Well we have a cement side patio and thinking I might make something out of it later. Problem is finding a way to keep her on it:/

So I got to thinking about asking to see people's set up as far as where they prep their dog food. Then thought why stop there?

So feel free to share your kennel room ideas/set up, and prep area ideas/set up


----------



## texasgame (Oct 4, 2011)

my ideal prep setup would be this, in or beside the kennels preferable less walking. small Shed with power and plummbing a freezer and a fridge as well as a sink deep for washing meat and food bowls. right next and around the sink i would want either a hard plastic type of countertops or wooden cutting blocks all the way around, some cuppboards above for storage and drawers for utiensels. I would also keep the meds and supplements there in one of the cabinets. This is my ideal setup and something im working on now i just finshed my runs and most of the inside work in the dog shed, now the outside needs sanded and stained and then to the next step. the prep shed but for now the grage has been workng, but its a 50 yd walk to the runs and it gets old lol.


----------



## Harley D (Mar 27, 2009)

lol luckly I dont have to walk that far 
I fear that the dirt my old girl intakes isnt good for her, so I have to stand outside and watch her. My cutting area for the meat at the moment in on our cutting board set on a patio table but it has groves in it and the meat gets caught up into the groves. 

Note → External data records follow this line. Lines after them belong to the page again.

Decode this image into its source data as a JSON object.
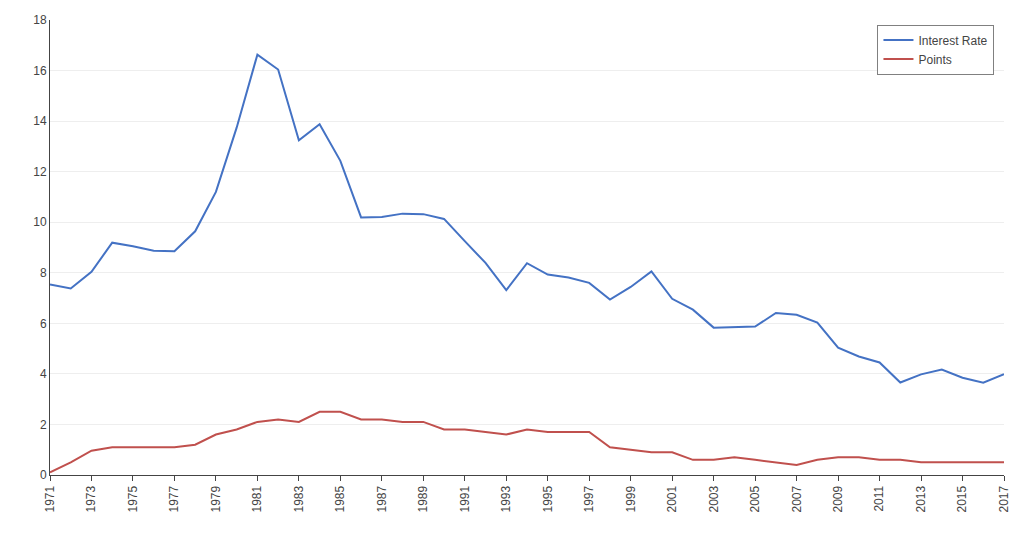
{
  "chart_data": {
    "type": "line",
    "x": [
      1971,
      1972,
      1973,
      1974,
      1975,
      1976,
      1977,
      1978,
      1979,
      1980,
      1981,
      1982,
      1983,
      1984,
      1985,
      1986,
      1987,
      1988,
      1989,
      1990,
      1991,
      1992,
      1993,
      1994,
      1995,
      1996,
      1997,
      1998,
      1999,
      2000,
      2001,
      2002,
      2003,
      2004,
      2005,
      2006,
      2007,
      2008,
      2009,
      2010,
      2011,
      2012,
      2013,
      2014,
      2015,
      2016,
      2017
    ],
    "series": [
      {
        "name": "Interest Rate",
        "color": "#4472C4",
        "values": [
          7.54,
          7.38,
          8.04,
          9.19,
          9.05,
          8.87,
          8.85,
          9.64,
          11.2,
          13.74,
          16.63,
          16.04,
          13.24,
          13.88,
          12.43,
          10.19,
          10.21,
          10.34,
          10.32,
          10.13,
          9.25,
          8.39,
          7.31,
          8.38,
          7.93,
          7.81,
          7.6,
          6.94,
          7.44,
          8.05,
          6.97,
          6.54,
          5.83,
          5.84,
          5.87,
          6.41,
          6.34,
          6.03,
          5.04,
          4.69,
          4.45,
          3.66,
          3.98,
          4.17,
          3.85,
          3.65,
          3.99
        ]
      },
      {
        "name": "Points",
        "color": "#C0504D",
        "values": [
          0.1,
          0.5,
          0.96,
          1.1,
          1.1,
          1.1,
          1.1,
          1.2,
          1.6,
          1.8,
          2.1,
          2.2,
          2.1,
          2.5,
          2.5,
          2.2,
          2.2,
          2.1,
          2.1,
          1.8,
          1.8,
          1.7,
          1.6,
          1.8,
          1.7,
          1.7,
          1.7,
          1.1,
          1.0,
          0.9,
          0.9,
          0.6,
          0.6,
          0.7,
          0.6,
          0.5,
          0.4,
          0.6,
          0.7,
          0.7,
          0.6,
          0.6,
          0.5,
          0.5,
          0.5,
          0.5,
          0.5
        ]
      }
    ],
    "xlim": [
      1971,
      2017
    ],
    "xticks": [
      1971,
      1973,
      1975,
      1977,
      1979,
      1981,
      1983,
      1985,
      1987,
      1989,
      1991,
      1993,
      1995,
      1997,
      1999,
      2001,
      2003,
      2005,
      2007,
      2009,
      2011,
      2013,
      2015,
      2017
    ],
    "ylim": [
      0,
      18
    ],
    "yticks": [
      0,
      2,
      4,
      6,
      8,
      10,
      12,
      14,
      16,
      18
    ],
    "grid": true,
    "legend": "upper right"
  }
}
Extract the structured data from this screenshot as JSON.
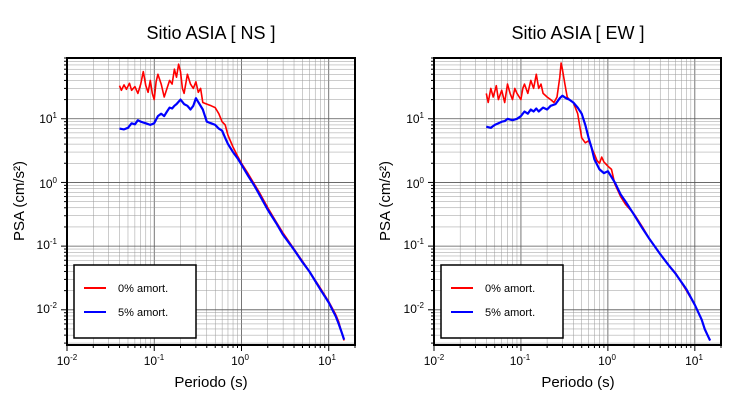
{
  "chart_data": [
    {
      "type": "line",
      "title": "Sitio ASIA [ NS ]",
      "xlabel": "Periodo (s)",
      "ylabel": "PSA (cm/s²)",
      "xscale": "log",
      "yscale": "log",
      "xlim": [
        0.01,
        20
      ],
      "ylim": [
        0.0028,
        90
      ],
      "xticks": [
        {
          "base": "10",
          "exp": "-2"
        },
        {
          "base": "10",
          "exp": "-1"
        },
        {
          "base": "10",
          "exp": "0"
        },
        {
          "base": "10",
          "exp": "1"
        }
      ],
      "yticks": [
        {
          "base": "10",
          "exp": "-2"
        },
        {
          "base": "10",
          "exp": "-1"
        },
        {
          "base": "10",
          "exp": "0"
        },
        {
          "base": "10",
          "exp": "1"
        }
      ],
      "grid": true,
      "legend": "bottom-left",
      "series": [
        {
          "name": "0% amort.",
          "color": "#ff0000",
          "points": [
            [
              0.04,
              33
            ],
            [
              0.042,
              28
            ],
            [
              0.045,
              34
            ],
            [
              0.048,
              29
            ],
            [
              0.052,
              36
            ],
            [
              0.055,
              28
            ],
            [
              0.06,
              32
            ],
            [
              0.065,
              25
            ],
            [
              0.07,
              35
            ],
            [
              0.075,
              55
            ],
            [
              0.08,
              33
            ],
            [
              0.085,
              26
            ],
            [
              0.09,
              40
            ],
            [
              0.095,
              25
            ],
            [
              0.1,
              20
            ],
            [
              0.105,
              38
            ],
            [
              0.11,
              50
            ],
            [
              0.12,
              35
            ],
            [
              0.13,
              22
            ],
            [
              0.14,
              30
            ],
            [
              0.15,
              40
            ],
            [
              0.16,
              35
            ],
            [
              0.17,
              60
            ],
            [
              0.18,
              45
            ],
            [
              0.19,
              72
            ],
            [
              0.2,
              55
            ],
            [
              0.21,
              30
            ],
            [
              0.22,
              25
            ],
            [
              0.24,
              50
            ],
            [
              0.26,
              35
            ],
            [
              0.28,
              30
            ],
            [
              0.3,
              38
            ],
            [
              0.32,
              26
            ],
            [
              0.34,
              30
            ],
            [
              0.36,
              18
            ],
            [
              0.4,
              17
            ],
            [
              0.45,
              16
            ],
            [
              0.5,
              15
            ],
            [
              0.55,
              12
            ],
            [
              0.6,
              9
            ],
            [
              0.65,
              8
            ],
            [
              0.7,
              5.5
            ],
            [
              0.8,
              3.6
            ],
            [
              0.9,
              2.6
            ],
            [
              1.0,
              2.0
            ],
            [
              1.2,
              1.35
            ],
            [
              1.4,
              0.95
            ],
            [
              1.6,
              0.7
            ],
            [
              2.0,
              0.4
            ],
            [
              2.5,
              0.24
            ],
            [
              3.0,
              0.16
            ],
            [
              4.0,
              0.09
            ],
            [
              5.0,
              0.058
            ],
            [
              6.0,
              0.04
            ],
            [
              8.0,
              0.022
            ],
            [
              10.0,
              0.0135
            ],
            [
              12.0,
              0.0085
            ],
            [
              13.0,
              0.0065
            ],
            [
              14.0,
              0.0045
            ],
            [
              15.0,
              0.0033
            ]
          ]
        },
        {
          "name": "5% amort.",
          "color": "#0000ff",
          "points": [
            [
              0.04,
              7
            ],
            [
              0.045,
              6.8
            ],
            [
              0.05,
              7.2
            ],
            [
              0.055,
              8.5
            ],
            [
              0.06,
              8.2
            ],
            [
              0.065,
              9.5
            ],
            [
              0.07,
              9
            ],
            [
              0.08,
              8.5
            ],
            [
              0.09,
              8
            ],
            [
              0.1,
              8.5
            ],
            [
              0.11,
              11
            ],
            [
              0.12,
              12
            ],
            [
              0.13,
              11
            ],
            [
              0.14,
              13
            ],
            [
              0.15,
              15
            ],
            [
              0.16,
              14.5
            ],
            [
              0.17,
              16
            ],
            [
              0.18,
              17
            ],
            [
              0.2,
              20
            ],
            [
              0.22,
              17
            ],
            [
              0.24,
              16
            ],
            [
              0.26,
              14
            ],
            [
              0.28,
              16
            ],
            [
              0.3,
              21
            ],
            [
              0.33,
              17
            ],
            [
              0.36,
              14
            ],
            [
              0.4,
              9
            ],
            [
              0.45,
              8.5
            ],
            [
              0.5,
              8
            ],
            [
              0.55,
              7
            ],
            [
              0.6,
              6.5
            ],
            [
              0.65,
              5
            ],
            [
              0.7,
              4
            ],
            [
              0.8,
              3
            ],
            [
              0.9,
              2.4
            ],
            [
              1.0,
              1.9
            ],
            [
              1.2,
              1.25
            ],
            [
              1.4,
              0.9
            ],
            [
              1.6,
              0.65
            ],
            [
              2.0,
              0.37
            ],
            [
              2.5,
              0.23
            ],
            [
              3.0,
              0.15
            ],
            [
              4.0,
              0.088
            ],
            [
              5.0,
              0.056
            ],
            [
              6.0,
              0.04
            ],
            [
              8.0,
              0.021
            ],
            [
              10.0,
              0.013
            ],
            [
              12.0,
              0.008
            ],
            [
              13.0,
              0.006
            ],
            [
              14.0,
              0.0045
            ],
            [
              15.0,
              0.0034
            ]
          ]
        }
      ]
    },
    {
      "type": "line",
      "title": "Sitio ASIA [ EW ]",
      "xlabel": "Periodo (s)",
      "ylabel": "PSA (cm/s²)",
      "xscale": "log",
      "yscale": "log",
      "xlim": [
        0.01,
        20
      ],
      "ylim": [
        0.0028,
        90
      ],
      "xticks": [
        {
          "base": "10",
          "exp": "-2"
        },
        {
          "base": "10",
          "exp": "-1"
        },
        {
          "base": "10",
          "exp": "0"
        },
        {
          "base": "10",
          "exp": "1"
        }
      ],
      "yticks": [
        {
          "base": "10",
          "exp": "-2"
        },
        {
          "base": "10",
          "exp": "-1"
        },
        {
          "base": "10",
          "exp": "0"
        },
        {
          "base": "10",
          "exp": "1"
        }
      ],
      "grid": true,
      "legend": "bottom-left",
      "series": [
        {
          "name": "0% amort.",
          "color": "#ff0000",
          "points": [
            [
              0.04,
              25
            ],
            [
              0.042,
              18
            ],
            [
              0.045,
              30
            ],
            [
              0.048,
              22
            ],
            [
              0.052,
              33
            ],
            [
              0.055,
              20
            ],
            [
              0.06,
              28
            ],
            [
              0.065,
              18
            ],
            [
              0.07,
              35
            ],
            [
              0.075,
              25
            ],
            [
              0.08,
              20
            ],
            [
              0.085,
              30
            ],
            [
              0.09,
              25
            ],
            [
              0.1,
              20
            ],
            [
              0.105,
              30
            ],
            [
              0.11,
              35
            ],
            [
              0.12,
              25
            ],
            [
              0.13,
              40
            ],
            [
              0.14,
              30
            ],
            [
              0.15,
              50
            ],
            [
              0.16,
              30
            ],
            [
              0.17,
              35
            ],
            [
              0.18,
              25
            ],
            [
              0.2,
              22
            ],
            [
              0.22,
              20
            ],
            [
              0.24,
              18
            ],
            [
              0.26,
              22
            ],
            [
              0.28,
              45
            ],
            [
              0.29,
              75
            ],
            [
              0.3,
              60
            ],
            [
              0.32,
              35
            ],
            [
              0.34,
              22
            ],
            [
              0.36,
              20
            ],
            [
              0.4,
              18
            ],
            [
              0.45,
              12
            ],
            [
              0.5,
              5
            ],
            [
              0.55,
              4.2
            ],
            [
              0.6,
              4.5
            ],
            [
              0.65,
              3.5
            ],
            [
              0.7,
              2.8
            ],
            [
              0.75,
              2.2
            ],
            [
              0.8,
              2.0
            ],
            [
              0.85,
              2.5
            ],
            [
              0.9,
              2.1
            ],
            [
              1.0,
              1.8
            ],
            [
              1.1,
              1.6
            ],
            [
              1.2,
              0.95
            ],
            [
              1.4,
              0.6
            ],
            [
              1.6,
              0.45
            ],
            [
              2.0,
              0.32
            ],
            [
              2.5,
              0.2
            ],
            [
              3.0,
              0.13
            ],
            [
              4.0,
              0.075
            ],
            [
              5.0,
              0.05
            ],
            [
              6.0,
              0.038
            ],
            [
              8.0,
              0.02
            ],
            [
              10.0,
              0.012
            ],
            [
              12.0,
              0.007
            ],
            [
              13.0,
              0.005
            ],
            [
              14.0,
              0.004
            ],
            [
              15.0,
              0.0033
            ]
          ]
        },
        {
          "name": "5% amort.",
          "color": "#0000ff",
          "points": [
            [
              0.04,
              7.5
            ],
            [
              0.045,
              7.2
            ],
            [
              0.05,
              8
            ],
            [
              0.055,
              8.5
            ],
            [
              0.06,
              9
            ],
            [
              0.065,
              9.2
            ],
            [
              0.07,
              10
            ],
            [
              0.08,
              9.5
            ],
            [
              0.09,
              10
            ],
            [
              0.1,
              11
            ],
            [
              0.11,
              13
            ],
            [
              0.12,
              12
            ],
            [
              0.13,
              14
            ],
            [
              0.14,
              13
            ],
            [
              0.15,
              14.5
            ],
            [
              0.16,
              13
            ],
            [
              0.18,
              15
            ],
            [
              0.2,
              14
            ],
            [
              0.22,
              16
            ],
            [
              0.25,
              17
            ],
            [
              0.28,
              21
            ],
            [
              0.3,
              23
            ],
            [
              0.33,
              21
            ],
            [
              0.36,
              20
            ],
            [
              0.4,
              18
            ],
            [
              0.45,
              15
            ],
            [
              0.5,
              12
            ],
            [
              0.55,
              8
            ],
            [
              0.6,
              5
            ],
            [
              0.65,
              3.5
            ],
            [
              0.7,
              2.3
            ],
            [
              0.8,
              1.6
            ],
            [
              0.9,
              1.4
            ],
            [
              1.0,
              1.5
            ],
            [
              1.2,
              1.0
            ],
            [
              1.4,
              0.65
            ],
            [
              1.6,
              0.5
            ],
            [
              2.0,
              0.31
            ],
            [
              2.5,
              0.19
            ],
            [
              3.0,
              0.13
            ],
            [
              4.0,
              0.075
            ],
            [
              5.0,
              0.05
            ],
            [
              6.0,
              0.037
            ],
            [
              8.0,
              0.021
            ],
            [
              10.0,
              0.012
            ],
            [
              12.0,
              0.007
            ],
            [
              13.0,
              0.005
            ],
            [
              14.0,
              0.004
            ],
            [
              15.0,
              0.0033
            ]
          ]
        }
      ]
    }
  ]
}
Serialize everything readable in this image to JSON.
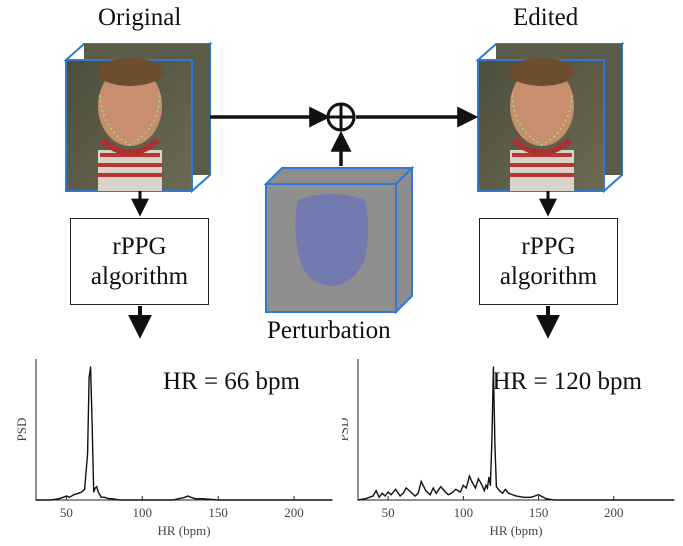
{
  "diagram": {
    "original_label": "Original",
    "edited_label": "Edited",
    "perturbation_label": "Perturbation",
    "algorithm_left": {
      "line1": "rPPG",
      "line2": "algorithm"
    },
    "algorithm_right": {
      "line1": "rPPG",
      "line2": "algorithm"
    },
    "combine_symbol": "⊕"
  },
  "chart_data": [
    {
      "type": "line",
      "annotation": "HR = 66 bpm",
      "xlabel": "HR (bpm)",
      "ylabel": "PSD",
      "xlim": [
        30,
        225
      ],
      "xticks": [
        50,
        100,
        150,
        200
      ],
      "x": [
        30,
        40,
        45,
        48,
        50,
        52,
        55,
        58,
        60,
        62,
        64,
        65,
        66,
        67,
        68,
        69,
        70,
        71,
        72,
        73,
        75,
        78,
        80,
        85,
        90,
        100,
        110,
        120,
        128,
        130,
        132,
        135,
        140,
        150,
        160,
        170,
        180,
        190,
        200,
        210,
        225
      ],
      "y": [
        0.0,
        0.0,
        0.01,
        0.02,
        0.03,
        0.02,
        0.04,
        0.05,
        0.06,
        0.08,
        0.35,
        0.92,
        1.0,
        0.55,
        0.06,
        0.09,
        0.1,
        0.06,
        0.04,
        0.02,
        0.02,
        0.01,
        0.01,
        0.0,
        0.0,
        0.0,
        0.0,
        0.0,
        0.02,
        0.03,
        0.02,
        0.01,
        0.01,
        0.0,
        0.0,
        0.0,
        0.0,
        0.0,
        0.0,
        0.0,
        0.0
      ]
    },
    {
      "type": "line",
      "annotation": "HR = 120 bpm",
      "xlabel": "HR (bpm)",
      "ylabel": "PSD",
      "xlim": [
        30,
        240
      ],
      "xticks": [
        50,
        100,
        150,
        200
      ],
      "x": [
        30,
        35,
        40,
        42,
        44,
        46,
        48,
        50,
        52,
        55,
        58,
        60,
        62,
        65,
        68,
        70,
        72,
        75,
        78,
        80,
        82,
        85,
        88,
        90,
        92,
        95,
        98,
        100,
        102,
        104,
        106,
        108,
        110,
        112,
        114,
        115,
        116,
        117,
        118,
        119,
        120,
        121,
        122,
        124,
        126,
        128,
        130,
        135,
        140,
        145,
        150,
        155,
        160,
        170,
        180,
        200,
        220,
        240
      ],
      "y": [
        0.0,
        0.01,
        0.03,
        0.07,
        0.02,
        0.05,
        0.03,
        0.06,
        0.04,
        0.08,
        0.03,
        0.05,
        0.09,
        0.06,
        0.03,
        0.05,
        0.14,
        0.07,
        0.04,
        0.09,
        0.05,
        0.1,
        0.06,
        0.04,
        0.05,
        0.08,
        0.06,
        0.11,
        0.09,
        0.18,
        0.13,
        0.09,
        0.16,
        0.12,
        0.07,
        0.11,
        0.09,
        0.17,
        0.11,
        0.45,
        1.0,
        0.42,
        0.1,
        0.07,
        0.05,
        0.08,
        0.05,
        0.03,
        0.02,
        0.02,
        0.04,
        0.01,
        0.0,
        0.0,
        0.0,
        0.0,
        0.0,
        0.0
      ]
    }
  ]
}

What I want to see down is almost a out door set up next to the hole where the cement is. There is a large gap between the fence in the cement and I want to run, a sort of funnel running off to a bucket like type deal so that it can be picked up and dumped into the sink or toilet. Easy clean up, and bleach out. My problem is that sometimes the blood goes onto the dirt and attracts flies, and the bleach is killing the grass. I would like to see a stainless steel table but with a back to is that way non of the blood or meat gets to close to the fence. I would like the little kennel run type deal to be right next to the door and covered but I dont see that happening due to lack of space and would have to be held across from the door with the table. what I have in mind, I hope my old girl will stay in just enough to eat. we tried the kennel thing before, but that girl broke out every time.


----------



## Nizmo (Jan 15, 2009)

i used to feed nismo his raw diet in the garage


----------



## angelbaby (Feb 4, 2010)

we do prep work in the kitchen 1st if it needs to be cut down then it goes to the freezer and fridge in the garage where its preped into bowls in the morning, then they are fed in there crates which get saitized and cleaned well every other day. wiped out daily though.


----------



## HeavyJeep (May 7, 2011)

throw the stuff in the grass,, a little dirt wont hurt  There wasnt concrete slabs back when they hunted and fed  J/K


----------



## Mach0 (Mar 28, 2010)

I throw mine in a bowl or on the floor. Spray it with floor cleaner/bleach combo and wipe.


----------